Monsieur le président, chers collègues,

je voudrais également commencer mon exposé en remerciant l’ensemble des personnes qui ont participé à l’élaboration de cette proposition de loi. Je ne vais pas les nommer, M. Laaouej l’ayant déjà fait.

Je ne reviendrai pas non plus sur le développement juridique de la proposition de loi ni sur les conditions nécessaires au juge à la qualification d’un fonds vautour. Je pense que celles-ci sont clairement exprimées dans la proposition. Elles viennent en plus d’être suffisamment développées par mes collègues M. Laaouej et Mme Wouters.

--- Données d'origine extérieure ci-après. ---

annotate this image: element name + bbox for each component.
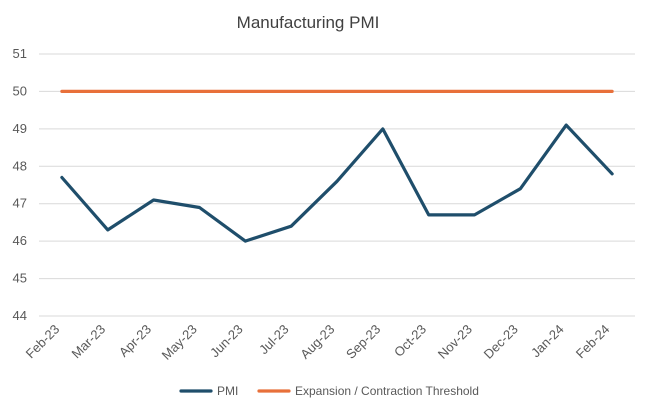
y-axis-ticks: 44 45 46 47 48 49 50 51 <box>13 46 27 323</box>
gridlines <box>39 53 635 317</box>
x-axis-ticks: Feb-23 Mar-23 Apr-23 May-23 Jun-23 Jul-23 Aug-… <box>23 322 613 363</box>
chart-title: Manufacturing PMI <box>237 13 380 32</box>
x-tick-label: Jan-24 <box>528 322 567 361</box>
y-tick-label: 50 <box>13 83 27 98</box>
legend-label: Expansion / Contraction Threshold <box>295 384 479 398</box>
x-tick-label: Dec-23 <box>481 322 521 362</box>
legend-label: PMI <box>217 384 238 398</box>
legend: PMI Expansion / Contraction Threshold <box>179 384 479 398</box>
x-tick-label: Feb-24 <box>573 322 613 362</box>
y-tick-label: 51 <box>13 46 27 61</box>
x-tick-label: Apr-23 <box>116 322 154 360</box>
x-tick-label: Sep-23 <box>343 322 383 362</box>
y-tick-label: 44 <box>13 308 27 323</box>
pmi-series-line <box>60 123 614 243</box>
y-tick-label: 47 <box>13 196 27 211</box>
x-tick-label: Nov-23 <box>435 322 475 362</box>
x-tick-label: Jul-23 <box>256 322 292 358</box>
y-tick-label: 49 <box>13 121 27 136</box>
x-tick-label: Oct-23 <box>391 322 429 360</box>
series-lines <box>60 89 614 243</box>
x-tick-label: May-23 <box>159 322 200 363</box>
x-tick-label: Jun-23 <box>207 322 246 361</box>
x-tick-label: Mar-23 <box>69 322 109 362</box>
x-tick-label: Aug-23 <box>297 322 337 362</box>
y-tick-label: 45 <box>13 271 27 286</box>
x-tick-label: Feb-23 <box>23 322 63 362</box>
y-tick-label: 48 <box>13 158 27 173</box>
y-tick-label: 46 <box>13 233 27 248</box>
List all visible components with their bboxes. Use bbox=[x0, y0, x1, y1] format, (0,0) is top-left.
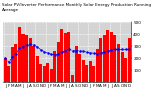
Text: Solar PV/Inverter Performance Monthly Solar Energy Production Running Average: Solar PV/Inverter Performance Monthly So… bbox=[2, 3, 151, 12]
Bar bbox=[78, 54, 81, 82]
Bar bbox=[57, 42, 60, 82]
Bar bbox=[124, 58, 127, 82]
Bar bbox=[120, 52, 124, 82]
Bar bbox=[50, 69, 53, 82]
Bar bbox=[21, 34, 24, 82]
Bar bbox=[113, 35, 116, 82]
Bar bbox=[85, 65, 88, 82]
Bar bbox=[71, 75, 74, 82]
Bar bbox=[25, 35, 28, 82]
Bar bbox=[92, 66, 95, 82]
Bar bbox=[99, 38, 102, 82]
Bar bbox=[18, 27, 21, 82]
Bar bbox=[4, 58, 7, 82]
Bar bbox=[96, 49, 99, 82]
Bar bbox=[43, 66, 46, 82]
Bar bbox=[11, 47, 14, 82]
Bar bbox=[89, 61, 92, 82]
Bar bbox=[110, 32, 113, 82]
Bar bbox=[36, 56, 39, 82]
Bar bbox=[68, 32, 70, 82]
Bar bbox=[14, 44, 17, 82]
Bar bbox=[106, 30, 109, 82]
Bar bbox=[128, 38, 131, 82]
Bar bbox=[39, 64, 42, 82]
Bar bbox=[7, 66, 10, 82]
Bar bbox=[46, 63, 49, 82]
Bar bbox=[32, 46, 35, 82]
Bar bbox=[82, 60, 85, 82]
Bar bbox=[75, 46, 78, 82]
Bar bbox=[29, 38, 32, 82]
Bar bbox=[53, 51, 56, 82]
Bar bbox=[117, 44, 120, 82]
Bar bbox=[103, 35, 106, 82]
Bar bbox=[64, 33, 67, 82]
Bar bbox=[60, 29, 63, 82]
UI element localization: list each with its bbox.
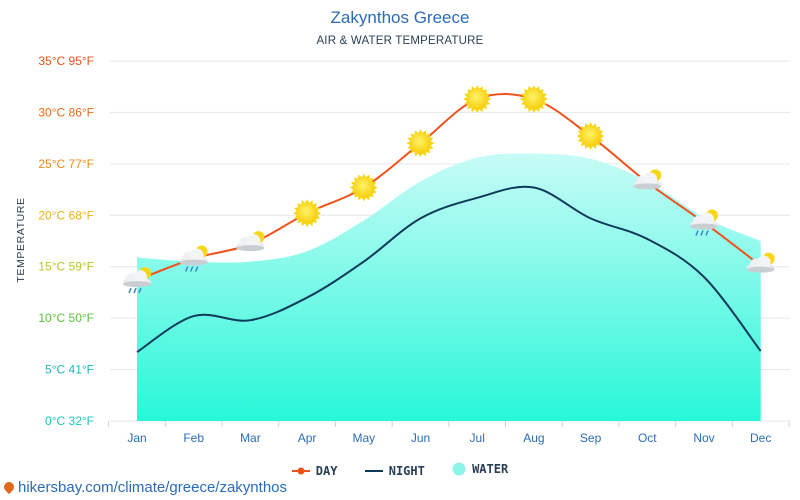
cloud-shape [643,172,658,187]
water-area [137,153,761,421]
axes: 0°C 32°F 5°C 41°F 10°C 50°F 15°C 59°F 20°C 6… [38,54,790,445]
sun-disc [580,126,601,147]
night-series-line [136,185,762,353]
x-tick-label: Feb [183,431,204,445]
cloud-rain-sun-icon [123,267,151,294]
rain-drop [695,230,699,236]
sun-icon [349,173,378,202]
cloud-shape [246,234,261,249]
sun-icon [293,199,322,228]
source-text: hikersbay.com/climate/greece/zakynthos [18,479,288,496]
cloud-rain-sun-icon [690,209,718,236]
sun-icon [463,85,492,114]
x-tick-label: Nov [693,431,714,445]
y-tick-label: 15°C 59°F [38,260,94,274]
x-tick-label: Oct [638,431,657,445]
cloud-shadow [236,245,265,252]
cloud-sun-icon [633,169,662,190]
y-tick-label: 25°C 77°F [38,157,94,171]
cloud-sun-icon [236,231,265,252]
cloud-sun-icon [746,252,775,273]
rain-drop [705,230,709,236]
y-tick-label: 0°C 32°F [45,414,94,428]
weather-icons [123,85,775,294]
sun-disc [467,89,488,110]
y-tick-label: 20°C 68°F [38,208,94,222]
legend-water-label: WATER [472,462,509,476]
cloud-shadow [746,266,775,273]
source-link[interactable]: hikersbay.com/climate/greece/zakynthos [1,479,288,496]
sun-icon [519,85,548,114]
legend-item-water[interactable]: WATER [452,462,508,476]
cloud-shadow [633,183,662,190]
x-tick-label: Dec [750,431,771,445]
x-tick-label: May [352,431,375,445]
cloud-shape [700,212,714,227]
water-area-fill [137,153,761,421]
x-tick-label: Jan [127,431,146,445]
legend-day-swatch [291,467,310,475]
rain-drop [700,230,704,236]
rain-drop [128,287,132,294]
sun-disc [353,177,374,198]
cloud-shadow [123,281,151,288]
rain-drop [185,266,189,272]
legend-item-night[interactable]: NIGHT [364,464,425,478]
x-tick-label: Sep [580,431,602,445]
legend-item-day[interactable]: DAY [291,464,338,478]
rain-drop [138,287,142,294]
y-axis-label: TEMPERATURE [15,197,27,282]
y-tick-label: 35°C 95°F [38,54,94,68]
legend-water-swatch [452,462,466,476]
chart-subtitle: AIR & WATER TEMPERATURE [316,35,484,47]
cloud-shadow [179,259,208,266]
rain-drop [133,287,137,294]
sun-disc [297,203,318,224]
rain-drop [190,266,194,272]
cloud-shape [189,248,204,263]
y-tick-label: 10°C 50°F [38,311,94,325]
rain-drop [195,266,199,272]
y-tick-label: 30°C 86°F [38,105,94,119]
x-tick-label: Aug [523,431,544,445]
cloud-shape [133,270,147,285]
x-tick-label: Jul [470,431,485,445]
cloud-shape [756,255,771,270]
legend-day-label: DAY [315,464,338,478]
chart-title: Zakynthos Greece [330,8,470,27]
sun-disc [410,133,431,154]
legend-night-label: NIGHT [388,464,425,478]
legend-night-swatch [364,470,383,472]
legend: DAY NIGHT WATER [0,462,800,479]
sun-disc [523,89,544,110]
x-tick-label: Apr [298,431,317,445]
x-tick-label: Mar [240,431,261,445]
sun-icon [406,129,435,158]
x-tick-label: Jun [411,431,430,445]
location-pin-icon [1,479,17,494]
cloud-shadow [690,223,718,230]
y-tick-label: 5°C 41°F [45,363,94,377]
cloud-rain-sun-icon [179,245,208,272]
sun-icon [576,122,605,151]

Il me semble cependant important de préciser l’équilibre que nous avons voulu rechercher, l’établissement de critères suffisamment larges pour éviter un contournement aisé de la loi par les fonds vautours, tout en s’appuyant sur la notion d’abus de bien, notion connue et appliquée par les juges belges.

Je souhaite aussi exprimer à titre personnel, mais aussi au nom du MR, mon extrême satisfaction que l’ensemble des groupes démocratiques aient pu se réunir autour d’un objectif commun. La lutte contre l’action des fonds vautours, de certains fonds qui spéculent sur la dette souveraine, profitant de la faiblesse de l’économie de certains États, est manifestement une préoccupation de l’ensemble de cette assemblée et il faut le souligner

Cette prise de position forte et sans équivoque face au caractère immoral et illégitime de l’action de ces fonds marque la volonté du MR, de ce gouvernement, mais surtout de cette assemblée dans son entièreté de lutter pour une finance juste et éthique au service de tous.

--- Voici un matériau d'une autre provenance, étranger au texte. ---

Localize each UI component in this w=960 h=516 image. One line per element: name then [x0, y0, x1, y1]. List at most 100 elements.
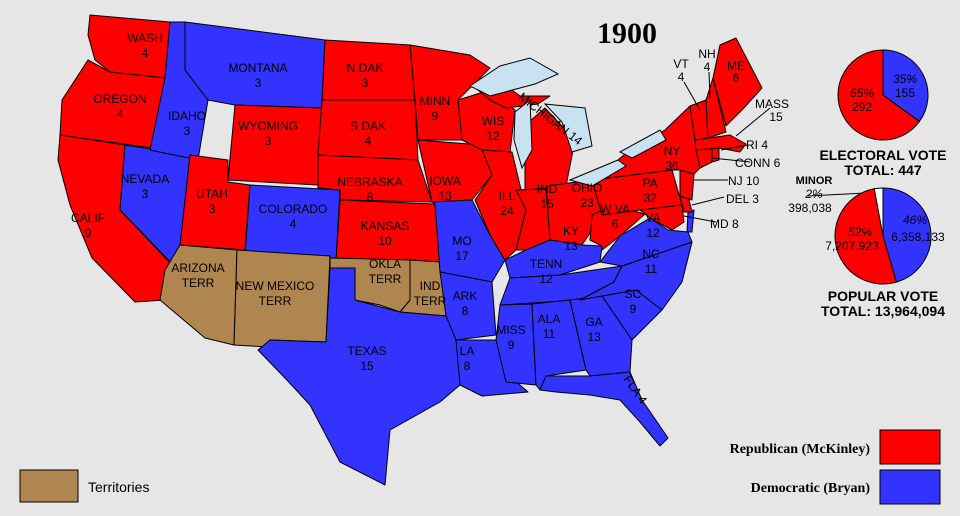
electoral-heading: ELECTORAL VOTE — [819, 147, 946, 163]
ev-sc: 9 — [630, 302, 637, 316]
label-ma: MASS — [755, 97, 789, 111]
label-mt: MONTANA — [228, 61, 287, 75]
label-la: LA — [460, 344, 475, 358]
ev-al: 11 — [543, 327, 556, 341]
states-layer — [57, 14, 763, 486]
legend-republican-swatch — [879, 429, 941, 465]
ev-dem-slice — [882, 49, 929, 123]
label-de: DEL 3 — [726, 192, 759, 206]
label-wy: WYOMING — [238, 119, 298, 133]
state-rhode-island[interactable] — [711, 147, 720, 163]
state-maine[interactable] — [712, 37, 763, 127]
label-nm: NEW MEXICO — [236, 279, 315, 293]
ev-pa: 32 — [643, 191, 657, 205]
minor-label: MINOR — [796, 175, 833, 187]
label-pa: PA — [642, 176, 657, 190]
label-oh: OHIO — [572, 181, 603, 195]
legend: Republican (McKinley) Democratic (Bryan)… — [19, 429, 941, 505]
popular-total: TOTAL: 13,964,094 — [821, 303, 945, 319]
great-lakes — [469, 57, 667, 187]
ev-dem-pct: 35% — [893, 72, 917, 86]
label-tx: TEXAS — [347, 344, 386, 358]
ev-nd: 3 — [362, 76, 369, 90]
external-labels: VT 4 NH 4 ME 6 MASS 15 RI 4 CONN 6 NJ 10… — [673, 47, 789, 231]
ev-it: TERR — [414, 294, 447, 308]
minor-votes: 398,038 — [788, 201, 832, 215]
ev-il: 24 — [500, 204, 514, 218]
ev-az: TERR — [182, 276, 215, 290]
label-in: IND — [537, 182, 558, 196]
state-virginia[interactable] — [599, 217, 693, 267]
ev-nv: 3 — [142, 187, 149, 201]
state-mississippi[interactable] — [495, 303, 537, 386]
popular-vote-pie — [834, 187, 932, 285]
ev-vt: 4 — [678, 70, 685, 84]
label-id: IDAHO — [168, 109, 206, 123]
legend-territories-swatch — [19, 469, 79, 503]
ev-nc: 11 — [645, 262, 658, 276]
state-missouri[interactable] — [431, 199, 506, 283]
state-maryland[interactable] — [639, 204, 685, 231]
ev-in: 15 — [540, 197, 554, 211]
label-wv: W VA — [600, 202, 630, 216]
label-il: ILL — [499, 189, 516, 203]
label-sd: S DAK — [350, 119, 386, 133]
label-or: OREGON — [93, 92, 146, 106]
label-co: COLORADO — [259, 202, 328, 216]
ev-tx: 15 — [360, 359, 374, 373]
ev-la: 8 — [464, 359, 471, 373]
lake-ontario — [618, 129, 667, 159]
electoral-total: TOTAL: 447 — [844, 162, 921, 178]
label-al: ALA — [538, 312, 561, 326]
ev-rep-pct: 65% — [850, 86, 874, 100]
label-ca: CALIF — [71, 211, 105, 225]
state-florida[interactable] — [539, 371, 669, 447]
state-new-jersey[interactable] — [679, 169, 695, 201]
state-new-hampshire[interactable] — [705, 77, 727, 139]
pop-rep-pct: 52% — [848, 225, 872, 239]
ev-wv: 6 — [612, 217, 619, 231]
ev-ky: 13 — [564, 239, 578, 253]
legend-democratic-swatch — [879, 469, 941, 505]
ev-mn: 9 — [432, 109, 439, 123]
label-it: IND — [420, 279, 441, 293]
ev-ne: 8 — [367, 190, 374, 204]
leader-lines — [683, 71, 867, 223]
ev-id: 3 — [184, 124, 191, 138]
label-ut: UTAH — [196, 187, 228, 201]
label-sc: SC — [625, 287, 642, 301]
ev-ms: 9 — [508, 338, 515, 352]
ev-mt: 3 — [255, 76, 262, 90]
lake-huron — [543, 103, 593, 153]
ev-or: 4 — [117, 107, 124, 121]
ev-ut: 3 — [209, 202, 216, 216]
label-wi: WIS — [482, 114, 505, 128]
pop-rep-slice — [834, 188, 898, 285]
label-nj: NJ 10 — [728, 174, 760, 188]
label-nv: NEVADA — [121, 172, 169, 186]
ev-wy: 3 — [265, 134, 272, 148]
label-ct: CONN 6 — [735, 156, 781, 170]
state-wyoming[interactable] — [227, 104, 323, 186]
ev-me: 6 — [733, 71, 740, 85]
lake-erie — [568, 159, 627, 187]
label-ks: KANSAS — [361, 219, 410, 233]
ev-rep-votes: 292 — [852, 100, 872, 114]
label-me: ME — [727, 59, 745, 73]
map-title: 1900 — [597, 17, 657, 50]
label-ar: ARK — [453, 289, 478, 303]
label-ky: KY — [563, 224, 579, 238]
label-ny: NY — [664, 144, 681, 158]
ev-ma: 15 — [769, 110, 783, 124]
pop-dem-pct: 46% — [903, 213, 927, 227]
label-vt: VT — [673, 57, 689, 71]
pop-dem-votes: 6,358,133 — [891, 230, 945, 244]
pop-rep-votes: 7,207,923 — [825, 239, 879, 253]
label-nd: N DAK — [347, 61, 384, 75]
legend-territories-label: Territories — [88, 479, 149, 495]
state-arkansas[interactable] — [439, 271, 497, 341]
label-ne: NEBRASKA — [337, 175, 402, 189]
ev-wi: 12 — [486, 129, 500, 143]
electoral-vote-pie — [837, 49, 929, 141]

Avec cette loi, l’exécution des saisies au bénéfice des fonds vautours ne sera plus possible en Belgique. Nous espérons que cette initiative servira de modèle aux autres pays. Ce n’est qu’en combinant nos forces au niveau international, comme nous le faisons à la Chambre, que nous pourrons lutter efficacement contre ces pratiques inacceptables. Notre volonté est bien d’éviter que ces fonds ne fassent leur nid un peu partout, et pour commencer, en Belgique.

Il est vrai que l’action des fonds vautours n’est pas concentrée sur notre territoire, mais elle n’en constitue pas moins une réalité. Je vous rappelle la saisie conservatoire par le fonds d’investissement NML, rappelée par M. Laaouej, des comptes de l’ambassade d’Argentine au lendemain de la présentation à la presse de notre proposition de loi. S’il est vrai que les montants impliqués sont dans ce cas-là minimes par rapport à la problématique des fonds vautours considérée au niveau mondial, cette tentative d’intimidation démontre, s’il le fallait encore, la volonté inextinguible de ces fonds d’arriver à leurs fins.

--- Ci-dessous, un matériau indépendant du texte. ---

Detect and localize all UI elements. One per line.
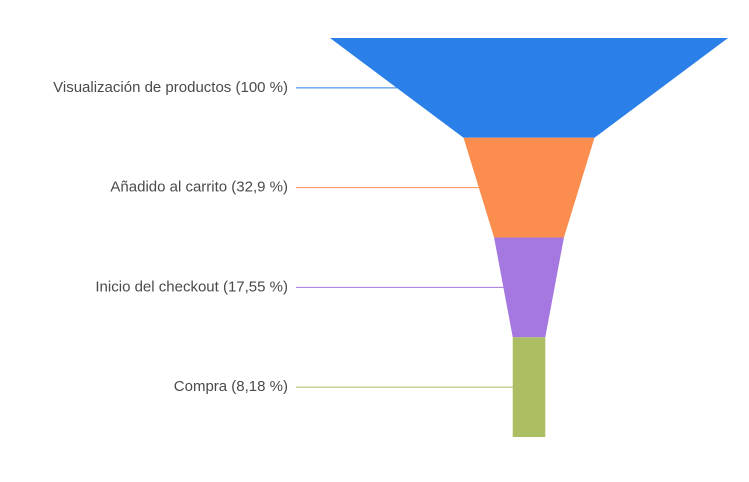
funnel-segment-2 — [463, 137, 595, 238]
funnel-segment-1 — [330, 38, 728, 138]
funnel-segment-4 — [512, 337, 546, 437]
funnel-stage-label-3: Inicio del checkout (17,55 %) — [95, 278, 288, 295]
funnel-segments — [330, 38, 728, 437]
funnel-stage-label-1: Visualización de productos (100 %) — [53, 79, 288, 96]
funnel-segment-3 — [494, 237, 564, 338]
funnel-stage-label-4: Compra (8,18 %) — [174, 378, 288, 395]
funnel-stage-label-2: Añadido al carrito (32,9 %) — [110, 179, 288, 196]
funnel-labels: Visualización de productos (100 %) Añadid… — [53, 79, 288, 395]
funnel-leader-lines — [296, 87, 513, 388]
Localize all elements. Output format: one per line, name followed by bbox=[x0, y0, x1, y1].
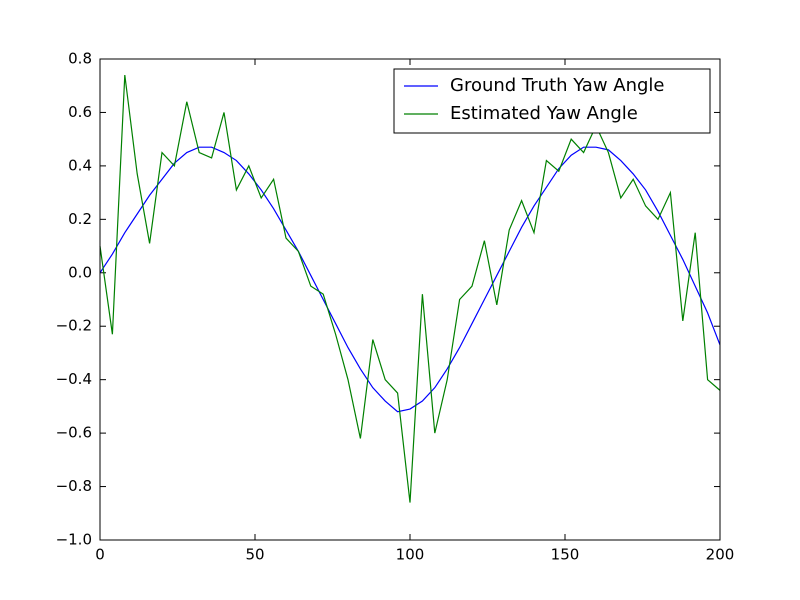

Comme je l’ai dit, la proposition vise à compléter le dispositif belge. En effet, la loi du 6 avril 2008 empêche déjà la saisie ou la cession des fonds publics destinés à la coopération internationale. Nous savons aussi, puisque cela faisait l’objet d’une question en séance plénière, que les ministres des Affaires étrangères et de la Justice travaillent en ce moment à la ratification de la Convention des Nations unies sur les immunités juridictionnelles des États et de leurs biens. Cette ratification constituera un nouvel obstacle à l’action des fonds vautours.

Nous pouvons aussi évoquer l’obligation, depuis 2013, de l’insertion dans toute nouvelle émission de dette souveraine d’un État de la zone euro, d’une clause d’action collective. Celle-ci impose à tous les créanciers le résultat d’une restructuration de dette souveraine si une majorité définie a pu se dégager en ce sens.

Les fonds vautours ayant souvent comme particularité de refuser toute restructuration, et même de profiter de celle-ci pour réclamer davantage, se voient ainsi fortement gênés dans leur action. Il importe donc aux États émetteurs hors eurozone de suivre le même chemin, empruntant sous cette réserve afin de se prémunir au maximum de l’action de ces fonds en cas de restructuration inévitable.

Malgré ces différentes avancées, vu la complexité des dispositifs ainsi que les disparités internationales, et étant donné la volonté inébranlable de certains fonds, leur action – bien qu’entravée – n’est toutefois pas arrêtée. Seule une initiative européenne et/ou internationale pourra réellement se montrer efficace. C’est pourquoi nous l’appelons de nos vœux.

Bien entendu, cette demande ne doit pas empêcher les parlements nationaux, et le nôtre en l’occurrence, de légiférer. En effet, si cette proposition de loi ne résout pas le problème en entier, au-delà du message fort qu’elle délivre, elle gêne l’action éventuelle des fonds sur notre territoire.

Cette initiative étant unique, il reviendra aux autres pays de saisir l’exemple belge et d’en adapter les termes en fonction de leur propre impératif, mais aussi des leçons apprises par la mise en application de cette loi.

Il importe que le marché secondaire des dettes souveraines ne soit pas perturbé, afin d’assurer aux États emprunteurs une véritable capacité à emprunter. Les créanciers classiques doivent pouvoir continuer à être rémunérés en fonction de leur prise de risque. Cette capacité est vitale pour les États emprunteurs. En effet, sans créanciers, pas de financement de dette.

Ensuite, il est clair que cette proposition de loi ne vise pas les fonds classiques agissant sur le marché secondaire, mais ceux qui poursuivent un avantage illégitime, lequel devra, le cas échéant, être apprécié par le juge.

De même, il ne s’agit pas non plus de demander aux banques et intermédiaires financiers de se substituer aux juges. En effet, aucune obligation nouvelle n’est imposée à ces derniers. Un contrôle systématique et proactif par les banques et intermédiaires n’est pas envisageable tant pour des raisons opérationnelles que juridiques. Ceci a clairement été confirmé lors de nos travaux parlementaires.

Pour terminer, je souhaite aussi évoquer un article du Vif l’Express de ce jour consacré à un litige porté devant le tribunal de commerce de Bruxelles. Ce litige oppose créanciers, banques et opérateurs dans le règlement de la dette argentine. Les différents éléments de ce dossier démontrent encore l’extrême complexité des dispositifs présents. Le prononcé de ce jugement influencera sans aucun doute les stratégies mises en place tant par les fonds vautours que celles mises en place pour les combattre.

En conclusion, soutenue par l’ensemble des partis politiques démocratiques, cette proposition témoigne de la ferme volonté des signataires d’agir de manière claire et significative contre l’action immorale de certains spéculateurs, qui profitent de la fragilité économique des pays débiteurs pour s’enrichir au détriment des populations locales. Je vous confirme donc que l’ensemble de mon groupe votera avec conviction cette proposition de loi.